In either case a great injury is done to the Church, and gross scandals have been the result of such transactions, perilous alike to the clergyman, the parishioners, and to the owner of the Advowson.

To obviate these spiritual dangers, it is well known that "a Bill," dealing with the sale of livings, was brought before the House of Lords some years ago by the Bishop of Peterborough, but it fell to the ground owing to the jealousy it excited amongst the Peers, who are nearly all largely interested in Church Patronage.

Doubtless, had "the Bill" been allowed to become a law, incalculable good would have been done.

If for the present the sale of next Presentations is to be retained, in order to reduce the evil to a minimum let such sale be transacted openly, and the purchasers thereof, as well as those for whom such purchases are made, will be placed above suspicion. It may be stated, without fear of contradiction, that all Priests, no matter how desirous they may be of obtaining Preferment, are, if truly conscientious, completely barred by the oath against simony from buying a living; whilst the same oath affords no barrier against the admission of unworthy clerics, who interpret it in what they are pleased to call a non-natural sense, and enables them to effect a purchase of a next Presentation through their family lawyer, or

by means of one of those clerical agents whose existence and vocation are a disgrace to a Branch of the Church of Christ.

The Sale of next Presentations has not one redeeming feature as the matter now stands. The oath against simony prevents any honest man from having any part or lot in the matter, while it produces no effect upon him who seeks the Priest's office for a piece of bread.

Abolish therefore once and for all the oath against that which is falsely called simony, but abolish above all the rights to sell "next Presentations," and then the Church will no more be a witness of the terrible scandals which have taken place, viz., of benefices with a cure of souls put up to auction recommended to some clerical purchaser, not on account of the priceless opportunity before him of spiritually benefitting under God those souls committed to the Priest's charge, but recommended and purchased on account of its worldly advantages, good society, nearness to a trout stream and railway station, with premises attached containing lawn tennis ground, good stabling, and the usual accessories of a gentleman's country residence.
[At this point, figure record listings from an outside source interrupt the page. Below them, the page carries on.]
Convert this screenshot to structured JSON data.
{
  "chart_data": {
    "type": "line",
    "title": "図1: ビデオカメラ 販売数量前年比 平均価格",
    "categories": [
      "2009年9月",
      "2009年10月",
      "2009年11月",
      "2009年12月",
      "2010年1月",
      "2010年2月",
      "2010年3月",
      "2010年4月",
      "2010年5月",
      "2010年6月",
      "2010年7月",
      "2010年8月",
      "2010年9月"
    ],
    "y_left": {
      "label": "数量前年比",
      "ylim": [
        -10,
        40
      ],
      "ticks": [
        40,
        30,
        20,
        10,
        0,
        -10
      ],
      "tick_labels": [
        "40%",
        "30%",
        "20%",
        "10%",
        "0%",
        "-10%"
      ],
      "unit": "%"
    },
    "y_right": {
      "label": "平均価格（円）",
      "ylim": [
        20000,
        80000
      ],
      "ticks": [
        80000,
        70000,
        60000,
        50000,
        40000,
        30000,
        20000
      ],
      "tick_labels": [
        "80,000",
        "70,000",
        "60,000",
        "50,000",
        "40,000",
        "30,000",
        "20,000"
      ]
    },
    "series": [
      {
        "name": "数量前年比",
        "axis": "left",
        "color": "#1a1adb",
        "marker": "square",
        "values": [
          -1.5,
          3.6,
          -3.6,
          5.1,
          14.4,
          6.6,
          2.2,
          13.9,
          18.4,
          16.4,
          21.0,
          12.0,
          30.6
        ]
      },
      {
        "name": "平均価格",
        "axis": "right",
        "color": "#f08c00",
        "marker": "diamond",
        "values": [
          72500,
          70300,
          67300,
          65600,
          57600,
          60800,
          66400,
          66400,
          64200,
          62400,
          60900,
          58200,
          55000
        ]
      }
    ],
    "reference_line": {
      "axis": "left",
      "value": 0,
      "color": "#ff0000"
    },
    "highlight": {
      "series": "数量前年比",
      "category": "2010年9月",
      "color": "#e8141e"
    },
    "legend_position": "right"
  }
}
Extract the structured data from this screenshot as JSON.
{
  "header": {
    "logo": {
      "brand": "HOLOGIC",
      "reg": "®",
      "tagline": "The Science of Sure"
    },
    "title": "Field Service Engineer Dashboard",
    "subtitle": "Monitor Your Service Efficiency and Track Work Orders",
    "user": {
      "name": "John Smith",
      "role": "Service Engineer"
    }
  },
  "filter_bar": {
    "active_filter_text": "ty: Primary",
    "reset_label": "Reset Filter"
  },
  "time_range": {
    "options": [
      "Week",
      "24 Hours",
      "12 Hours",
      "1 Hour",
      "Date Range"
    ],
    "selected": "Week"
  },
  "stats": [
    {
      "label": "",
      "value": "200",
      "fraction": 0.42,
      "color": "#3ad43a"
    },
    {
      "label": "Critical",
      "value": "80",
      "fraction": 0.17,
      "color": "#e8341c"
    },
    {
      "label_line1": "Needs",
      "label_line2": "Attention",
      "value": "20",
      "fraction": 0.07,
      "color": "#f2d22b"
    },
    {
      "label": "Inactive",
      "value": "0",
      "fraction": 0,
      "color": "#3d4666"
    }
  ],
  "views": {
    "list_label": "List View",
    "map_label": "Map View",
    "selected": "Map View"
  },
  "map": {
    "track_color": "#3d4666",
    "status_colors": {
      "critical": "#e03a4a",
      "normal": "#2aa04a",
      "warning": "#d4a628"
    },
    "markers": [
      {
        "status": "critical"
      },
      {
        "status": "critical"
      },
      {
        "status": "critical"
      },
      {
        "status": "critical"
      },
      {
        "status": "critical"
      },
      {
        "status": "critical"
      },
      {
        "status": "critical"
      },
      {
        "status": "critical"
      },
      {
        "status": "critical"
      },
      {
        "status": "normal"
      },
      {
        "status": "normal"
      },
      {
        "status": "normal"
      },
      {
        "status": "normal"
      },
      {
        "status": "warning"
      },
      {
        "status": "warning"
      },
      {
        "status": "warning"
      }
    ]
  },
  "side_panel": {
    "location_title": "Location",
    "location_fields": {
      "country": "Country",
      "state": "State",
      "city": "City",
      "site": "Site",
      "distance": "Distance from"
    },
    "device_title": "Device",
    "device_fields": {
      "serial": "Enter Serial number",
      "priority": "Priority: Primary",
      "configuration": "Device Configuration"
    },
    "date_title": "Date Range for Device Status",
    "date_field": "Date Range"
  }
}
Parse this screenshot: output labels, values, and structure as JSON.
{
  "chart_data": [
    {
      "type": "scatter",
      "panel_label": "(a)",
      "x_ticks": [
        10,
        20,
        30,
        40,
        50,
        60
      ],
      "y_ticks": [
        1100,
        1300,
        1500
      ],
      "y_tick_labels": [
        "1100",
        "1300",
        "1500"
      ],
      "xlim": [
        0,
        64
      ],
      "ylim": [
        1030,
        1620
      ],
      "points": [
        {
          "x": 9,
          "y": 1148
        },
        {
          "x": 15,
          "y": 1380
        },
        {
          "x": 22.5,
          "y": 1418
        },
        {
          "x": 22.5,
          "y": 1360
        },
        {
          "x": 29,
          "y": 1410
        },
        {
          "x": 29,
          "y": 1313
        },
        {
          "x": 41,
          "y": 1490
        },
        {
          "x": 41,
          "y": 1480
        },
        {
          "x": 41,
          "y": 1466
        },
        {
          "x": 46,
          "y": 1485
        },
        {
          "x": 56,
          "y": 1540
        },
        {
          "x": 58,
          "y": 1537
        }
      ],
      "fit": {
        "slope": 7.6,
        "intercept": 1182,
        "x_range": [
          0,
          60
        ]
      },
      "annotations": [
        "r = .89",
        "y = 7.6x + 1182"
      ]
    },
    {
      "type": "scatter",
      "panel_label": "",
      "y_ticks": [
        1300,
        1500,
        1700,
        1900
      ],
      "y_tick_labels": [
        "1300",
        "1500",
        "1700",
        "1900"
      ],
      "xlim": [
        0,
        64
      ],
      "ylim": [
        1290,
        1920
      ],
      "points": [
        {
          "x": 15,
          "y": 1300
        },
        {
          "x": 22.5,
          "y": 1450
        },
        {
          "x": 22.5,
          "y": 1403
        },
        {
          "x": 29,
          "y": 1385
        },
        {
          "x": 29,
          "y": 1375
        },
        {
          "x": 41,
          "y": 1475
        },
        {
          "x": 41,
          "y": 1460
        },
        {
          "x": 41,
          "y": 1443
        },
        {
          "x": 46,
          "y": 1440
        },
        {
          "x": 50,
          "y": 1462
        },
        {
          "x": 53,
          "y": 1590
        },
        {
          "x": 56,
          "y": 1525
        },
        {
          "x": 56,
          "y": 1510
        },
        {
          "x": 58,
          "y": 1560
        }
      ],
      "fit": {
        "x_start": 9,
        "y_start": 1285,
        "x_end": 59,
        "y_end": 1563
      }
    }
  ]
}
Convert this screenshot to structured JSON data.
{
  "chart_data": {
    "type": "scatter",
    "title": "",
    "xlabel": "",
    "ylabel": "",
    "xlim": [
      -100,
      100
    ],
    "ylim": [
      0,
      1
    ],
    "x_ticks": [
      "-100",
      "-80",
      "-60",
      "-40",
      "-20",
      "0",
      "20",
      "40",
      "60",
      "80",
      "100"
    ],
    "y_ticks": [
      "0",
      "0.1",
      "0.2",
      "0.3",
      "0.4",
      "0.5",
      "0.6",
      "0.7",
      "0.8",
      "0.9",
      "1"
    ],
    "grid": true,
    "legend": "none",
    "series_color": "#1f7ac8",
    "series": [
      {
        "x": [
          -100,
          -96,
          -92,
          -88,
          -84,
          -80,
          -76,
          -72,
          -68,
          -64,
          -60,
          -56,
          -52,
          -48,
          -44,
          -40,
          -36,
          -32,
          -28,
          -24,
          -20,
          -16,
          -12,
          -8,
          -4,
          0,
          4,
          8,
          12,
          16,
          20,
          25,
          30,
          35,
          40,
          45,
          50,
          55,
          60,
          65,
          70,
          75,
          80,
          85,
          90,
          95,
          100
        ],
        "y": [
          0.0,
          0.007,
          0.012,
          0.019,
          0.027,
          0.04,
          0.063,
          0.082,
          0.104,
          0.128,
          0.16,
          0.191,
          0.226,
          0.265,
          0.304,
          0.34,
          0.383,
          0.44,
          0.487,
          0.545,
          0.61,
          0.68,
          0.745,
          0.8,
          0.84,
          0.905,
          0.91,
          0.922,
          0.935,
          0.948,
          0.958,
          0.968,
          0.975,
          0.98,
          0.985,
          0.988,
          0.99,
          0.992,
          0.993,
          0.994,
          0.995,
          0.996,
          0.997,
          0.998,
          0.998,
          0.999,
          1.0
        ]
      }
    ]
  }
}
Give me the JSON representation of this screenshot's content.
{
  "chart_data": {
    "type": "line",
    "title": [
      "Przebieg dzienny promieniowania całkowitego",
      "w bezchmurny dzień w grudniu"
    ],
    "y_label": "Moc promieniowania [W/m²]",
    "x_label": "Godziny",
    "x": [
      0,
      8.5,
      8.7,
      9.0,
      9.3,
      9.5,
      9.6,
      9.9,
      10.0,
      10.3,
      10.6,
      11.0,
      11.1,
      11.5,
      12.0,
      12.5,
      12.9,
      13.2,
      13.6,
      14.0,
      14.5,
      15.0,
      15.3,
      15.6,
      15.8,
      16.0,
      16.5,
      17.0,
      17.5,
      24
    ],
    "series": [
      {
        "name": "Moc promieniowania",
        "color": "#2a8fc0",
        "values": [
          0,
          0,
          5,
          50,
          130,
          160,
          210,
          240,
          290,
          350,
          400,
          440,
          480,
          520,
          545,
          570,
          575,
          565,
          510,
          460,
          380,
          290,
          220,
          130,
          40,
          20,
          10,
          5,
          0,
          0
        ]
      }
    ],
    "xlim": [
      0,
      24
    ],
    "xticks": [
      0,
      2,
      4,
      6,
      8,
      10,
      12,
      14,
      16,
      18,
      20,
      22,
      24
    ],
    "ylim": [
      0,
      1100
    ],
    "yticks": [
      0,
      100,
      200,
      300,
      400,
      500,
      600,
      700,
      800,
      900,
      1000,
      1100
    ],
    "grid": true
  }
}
Again there is to my mind a grave fault committed in the exercise of ecclesiastical patronage when a benefice is vacant, in the question being on all occasions asked, how about private means? as if the possession of this world's goods was the primary recommendation in behalf of a Presentee to a living. I am not so ignorant as not to be aware of the great advantage it is oftentimes to a parish to be placed in charge of a Priest who has an independent fortune, nor am I forgetful of the difficult position of some parishes, owing to the poverty of their Incumbents, the material portion of Church work therein being seriously crippled through want of means. But it is one thing to exercise judicious rules in the method of appointing Priests to places of Preferment, taking into consideration the monetary question, it is quite another to suffer every good reason for bestowing a living upon an individual Priest to be swamped on the ground he is a poor man! What the Church requires is, that the people should be taught systematically the duty of Almsgiving, being second to that of prayer, and if wealthy clergy undertook the charge of poor parishes, and those whom God has not seen fit to bless with private fortune were placed in charge of town parishes, the laity in the towns would be constrained to come forward in supporting their clergy, and if educated from their earliest years that it was their duty thus to act, I do not think we should find them backward in affording necessary help.